Wells Fargo will hold a conference call on Friday, October 3, 2008 at 6:30 a.m. .m (Pacific Time) to verify the acquisition. Investors can call 877-425-9480 (indoors) and (210) 689-8848 (international) with passcode 299254 or listen to it via the live audio webcast. The live audio webcast and presentation visuals will be available on www.wellsfargo.com/invest_relations/presents. The conference call is available until October 10, 2008 at (877) 660-6853 (indoors) and (201) 612-7415 (international). Enter account 286 and conference IDENTIFIANT 299254. The replay will also be available online. Wachovia is the result of a merger of Wachovia, based in Winston-Salem, North Carolina. and First Union Corporation, headquartered in Charlotte. As part of the agreement, Wells Fargo will acquire all of Wachovia`s outstanding common shares in a stock transaction. As part of the transaction, Wells Fargo will acquire all business lines and commitments of Wachovia Corporation, including its preferred capital and debt, as well as all bank deposits.
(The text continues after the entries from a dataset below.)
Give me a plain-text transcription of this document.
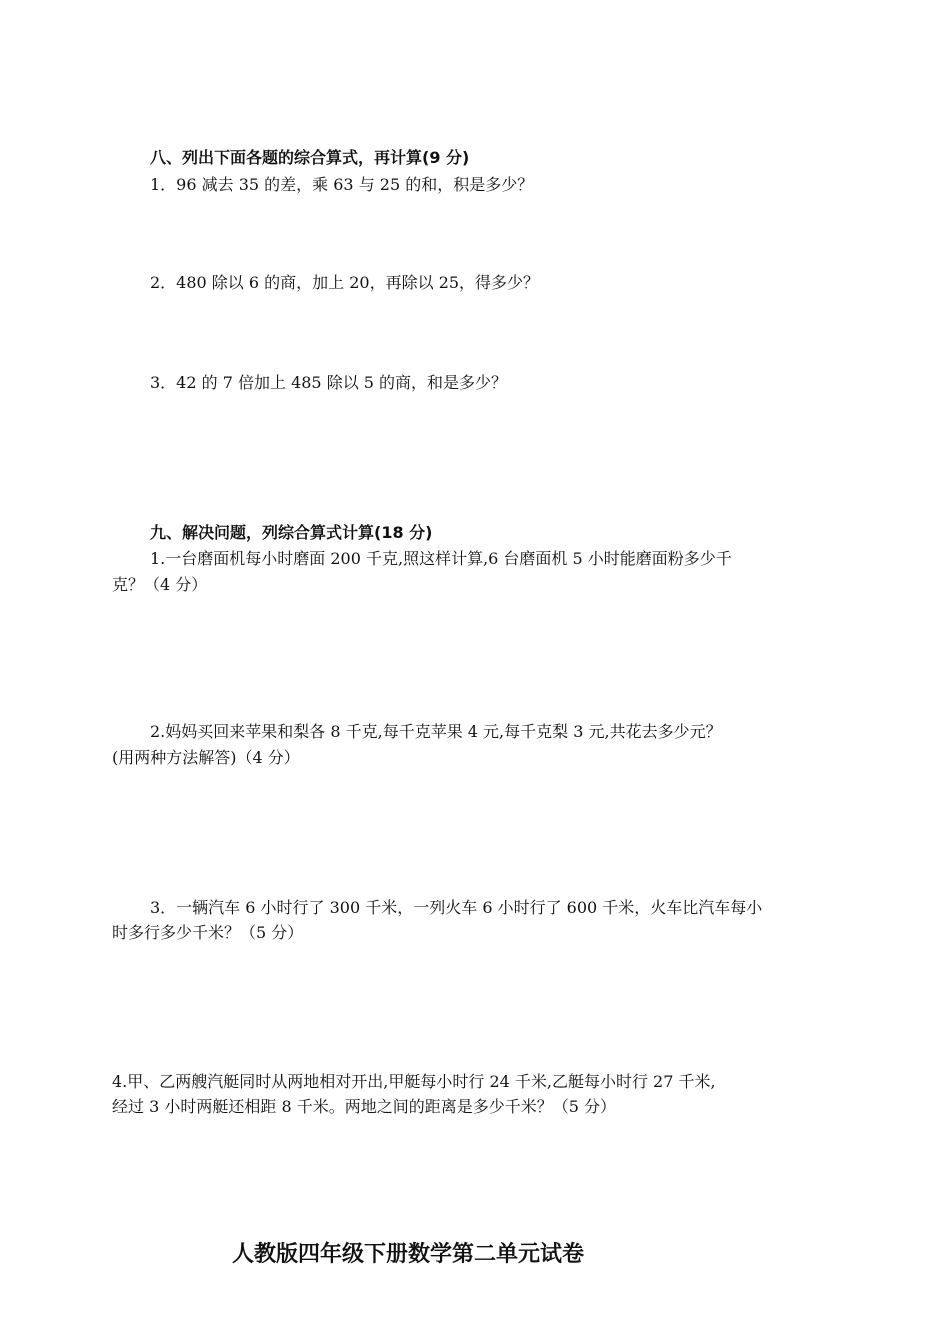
八、列出下面各题的综合算式，再计算(9 分)
1．96 减去 35 的差，乘 63 与 25 的和，积是多少？
2．480 除以 6 的商，加上 20，再除以 25，得多少？
3．42 的 7 倍加上 485 除以 5 的商，和是多少？
九、解决问题，列综合算式计算(18 分)
1.一台磨面机每小时磨面 200 千克,照这样计算,6 台磨面机 5 小时能磨面粉多少千
克？（4 分）
2.妈妈买回来苹果和梨各 8 千克,每千克苹果 4 元,每千克梨 3 元,共花去多少元？
(用两种方法解答)（4 分）
3．一辆汽车 6 小时行了 300 千米，一列火车 6 小时行了 600 千米，火车比汽车每小
时多行多少千米？（5 分）
4.甲、乙两艘汽艇同时从两地相对开出,甲艇每小时行 24 千米,乙艇每小时行 27 千米,
经过 3 小时两艇还相距 8 千米。两地之间的距离是多少千米？（5 分）
人教版四年级下册数学第二单元试卷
On October 9, 2008, Citigroup abandoned its attempt to purchase bank assets from Wachovia, which led to the merger of Wachovia-Wells Fargo.

However, Citigroup sued $60 billion in receivables, $20 billion in compensation and $40 billion in punitive damages against Wachovia and Wells Fargo for alleged breach of the exclusivity agreement. [61] On November 19, 2010, Wells Fargo ended this $100 million dispute with Citigroup Inc. [62] Citigroup may have been pressured by the supervisory authorities to withdraw from the agreement; Bair supported Wells Fargo`s offer because it removed the FDIC from the image. Geithner was furious and claimed that the reversal of the FDIC would undermine the government`s ability to quickly rescue insolvent banks. However, Geithner`s colleagues at the Fed were not prepared to take responsibility for the sale of Wachovia. [47] The combined company has retained the Wells Fargo name and is headquartered in San Francisco. Charlotte, however, remained the headquarters of the company`s East Coast banks combined and Wachovia Securities remained in Charlotte. Three members of La Wachovia`s Board of Directors have joined Wells Fargo`s Board of Directors.

The transaction created the largest branch network in the United States. The merger was taken to a surprise by the financial press and security analysts. [15] While Wachovia had been considered an acquisition candidate after having problems with credit quality and income in 2000, the complainant shocked analysts, as many speculated that Wachovia would be sold to Atlanta-based SunTrust. [16] Citigroup reviewed their legal options and asked Wachovia and Wells Fargo to cease talks and claimed that Wells Fargo may have interfered in an exclusive agreement between Citigroup and Wachovia. This agreement states in part that “until October 6, 2008, Wachovia has neither its subsidiaries nor any of its respective senior executives, directors […] […] Take steps to facilitate or encourage the filing of an acquisition proposal.¬†[57] [58] NEW YORK (MarketWatch) — Wells Fargo – Co.